A motion planner need not, necessarily, produce a detailed reference trajectory. It could, instead, produce a coarser set of waypoints that define regions in state space to be achieved at the end of a single or double support phase. Such an approach works well with the type of controller described in Sect. 5.2. This type of motion planning utilizes reach set analysis to generate the waypoints (goal sets) for the controllers. This corresponds to generation of flow tubes, families of trajectories that lead to the goal sets [44, 45]. This has the potential advantage of improved robustness because there are, effectively, multiple reference trajectories for the controller to follow, allowing the controller more options in reacting to disturbances.

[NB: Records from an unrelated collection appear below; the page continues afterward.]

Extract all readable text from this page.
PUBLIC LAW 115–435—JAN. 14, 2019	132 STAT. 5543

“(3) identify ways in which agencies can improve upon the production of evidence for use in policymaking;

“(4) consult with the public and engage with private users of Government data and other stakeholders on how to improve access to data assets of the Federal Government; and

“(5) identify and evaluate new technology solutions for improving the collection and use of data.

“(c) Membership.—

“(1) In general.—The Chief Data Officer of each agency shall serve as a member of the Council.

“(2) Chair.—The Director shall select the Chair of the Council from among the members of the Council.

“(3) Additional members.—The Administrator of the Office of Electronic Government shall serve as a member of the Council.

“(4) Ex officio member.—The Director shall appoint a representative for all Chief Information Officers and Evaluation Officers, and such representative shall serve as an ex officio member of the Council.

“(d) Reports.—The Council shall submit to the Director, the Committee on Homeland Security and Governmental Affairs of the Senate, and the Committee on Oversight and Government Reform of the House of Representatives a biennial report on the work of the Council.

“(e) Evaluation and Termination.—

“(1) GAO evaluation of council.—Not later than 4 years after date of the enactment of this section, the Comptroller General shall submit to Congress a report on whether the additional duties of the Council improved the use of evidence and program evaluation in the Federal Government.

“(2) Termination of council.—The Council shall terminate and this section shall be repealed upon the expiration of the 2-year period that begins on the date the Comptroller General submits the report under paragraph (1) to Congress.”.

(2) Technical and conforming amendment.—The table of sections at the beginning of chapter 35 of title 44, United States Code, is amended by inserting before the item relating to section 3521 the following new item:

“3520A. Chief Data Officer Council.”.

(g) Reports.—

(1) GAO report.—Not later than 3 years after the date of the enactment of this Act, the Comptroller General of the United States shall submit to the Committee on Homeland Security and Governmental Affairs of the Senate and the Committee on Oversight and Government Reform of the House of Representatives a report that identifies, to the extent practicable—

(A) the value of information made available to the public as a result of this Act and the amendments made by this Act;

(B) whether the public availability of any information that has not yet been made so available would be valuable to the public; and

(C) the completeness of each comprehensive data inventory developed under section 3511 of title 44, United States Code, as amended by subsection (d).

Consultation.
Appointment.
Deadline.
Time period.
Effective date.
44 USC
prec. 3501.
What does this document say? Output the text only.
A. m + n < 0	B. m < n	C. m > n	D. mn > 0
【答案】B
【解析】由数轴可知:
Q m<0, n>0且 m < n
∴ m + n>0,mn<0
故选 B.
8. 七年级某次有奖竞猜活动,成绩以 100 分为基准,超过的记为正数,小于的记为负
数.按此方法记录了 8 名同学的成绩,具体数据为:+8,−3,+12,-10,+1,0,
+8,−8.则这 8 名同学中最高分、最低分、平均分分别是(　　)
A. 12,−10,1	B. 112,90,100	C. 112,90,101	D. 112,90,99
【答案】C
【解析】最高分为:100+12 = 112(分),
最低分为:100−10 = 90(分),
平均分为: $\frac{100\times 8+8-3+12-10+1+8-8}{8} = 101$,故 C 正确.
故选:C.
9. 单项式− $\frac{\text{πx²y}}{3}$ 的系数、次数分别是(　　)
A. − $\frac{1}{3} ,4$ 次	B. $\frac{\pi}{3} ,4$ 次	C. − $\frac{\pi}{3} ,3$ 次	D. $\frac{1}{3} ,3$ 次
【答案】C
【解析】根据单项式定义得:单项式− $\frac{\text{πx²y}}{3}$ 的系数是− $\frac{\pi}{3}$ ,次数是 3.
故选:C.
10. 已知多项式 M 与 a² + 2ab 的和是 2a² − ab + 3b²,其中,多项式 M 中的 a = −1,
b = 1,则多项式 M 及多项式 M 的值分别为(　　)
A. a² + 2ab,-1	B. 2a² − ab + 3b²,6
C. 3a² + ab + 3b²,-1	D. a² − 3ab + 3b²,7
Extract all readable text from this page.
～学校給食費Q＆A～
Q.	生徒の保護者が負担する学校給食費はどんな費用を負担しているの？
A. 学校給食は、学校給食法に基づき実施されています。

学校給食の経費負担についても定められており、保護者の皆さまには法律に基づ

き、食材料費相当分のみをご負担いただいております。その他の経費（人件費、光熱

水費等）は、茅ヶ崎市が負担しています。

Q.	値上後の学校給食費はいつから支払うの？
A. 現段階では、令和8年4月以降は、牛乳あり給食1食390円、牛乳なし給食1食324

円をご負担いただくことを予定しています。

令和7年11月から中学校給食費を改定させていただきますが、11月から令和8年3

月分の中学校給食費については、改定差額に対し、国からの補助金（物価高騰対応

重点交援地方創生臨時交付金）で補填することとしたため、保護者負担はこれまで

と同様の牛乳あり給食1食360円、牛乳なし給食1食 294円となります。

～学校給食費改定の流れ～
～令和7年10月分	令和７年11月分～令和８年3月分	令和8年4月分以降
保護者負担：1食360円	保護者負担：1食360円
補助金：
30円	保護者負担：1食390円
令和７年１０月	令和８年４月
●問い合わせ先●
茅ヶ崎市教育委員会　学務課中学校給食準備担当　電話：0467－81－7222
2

A detailed discussion of motion planning for bipeds is beyond the scope of this chapter. However, it is important to note that any motion planner formulations that properly handle both linear and angular momenta should be based on the controller formulations described here, but expanded over some time horizon. The primary purpose for the time horizon is to guarantee that the next control action does not lead the system into an undesired state at the end of the horizon. This allows the biped to accept uncontrollable balance single support phases if the subsequent double support phase is balance controllable. It allows the biped to know that a temporary sacrifice of postural goals (a temporary utilization of the angular momentum reservoir) is possible in response to a disturbance.

Note that the time horizon need not be long. Guaranteeing that the next double support phase is balance controllable requires only planning one step in the future. In general, detailed planning of many steps into the future is not necessary .

6.2 Open Questions

The momentum-based balance controller framework attempts to enhance a robot’s balance maintainability by controlling the linear and angular momenta, of which importance is manifested from the fundamental fact that the GRF and CoP have one-to-one mapping relation with the rate of change of linear and angular momentum.

The physical meaning of the linear momentum, as the product of the total mass and the velocity of the CoM, is very intuitive, and its importance is obvious. On the other hand, the notion of the angular momentum brings about some nontrivial issues. First, it is difficult to grasp the physical intuition of the angular momentum of a humanoid robot. Unlike linear momentum, from which the position of CoM is obtained by the time integration, the notion of rotational position is unknown for the angular momentum: For a rotating rigid body about a fixed axis, the rotated angle can be measured by integrating its angular momentum. However, we cannot easily obtain the rotated angle from even the rotating single rigid body because its rotational inertia varies depending on the rigid body’s orientation. As can be seen from [46], which visualizes the rotational inertia of a humanoid robot, the rotational inertia of a humanoid robot varies greatly according to the robot’s pose, and thus it is even more difficult to apprehend the notion of the rotational position.

Therefore, it is not trivial to set the desired value for angular momentum to the controller, whereas the desired linear momentum can be straightforwardly obtained by differentiating the CoM trajectory. One strategy is to estimate it from the kinematic motion generated by the motion planner, as proposed by [39]. Another viable strategy, largely left as an interesting venue for future work, is to assess the desired angular momentum from the dynamic motion of a reduced model, possibly generated by a motion planner, which maintains the characteristics of the angular momentum of the full physical robot.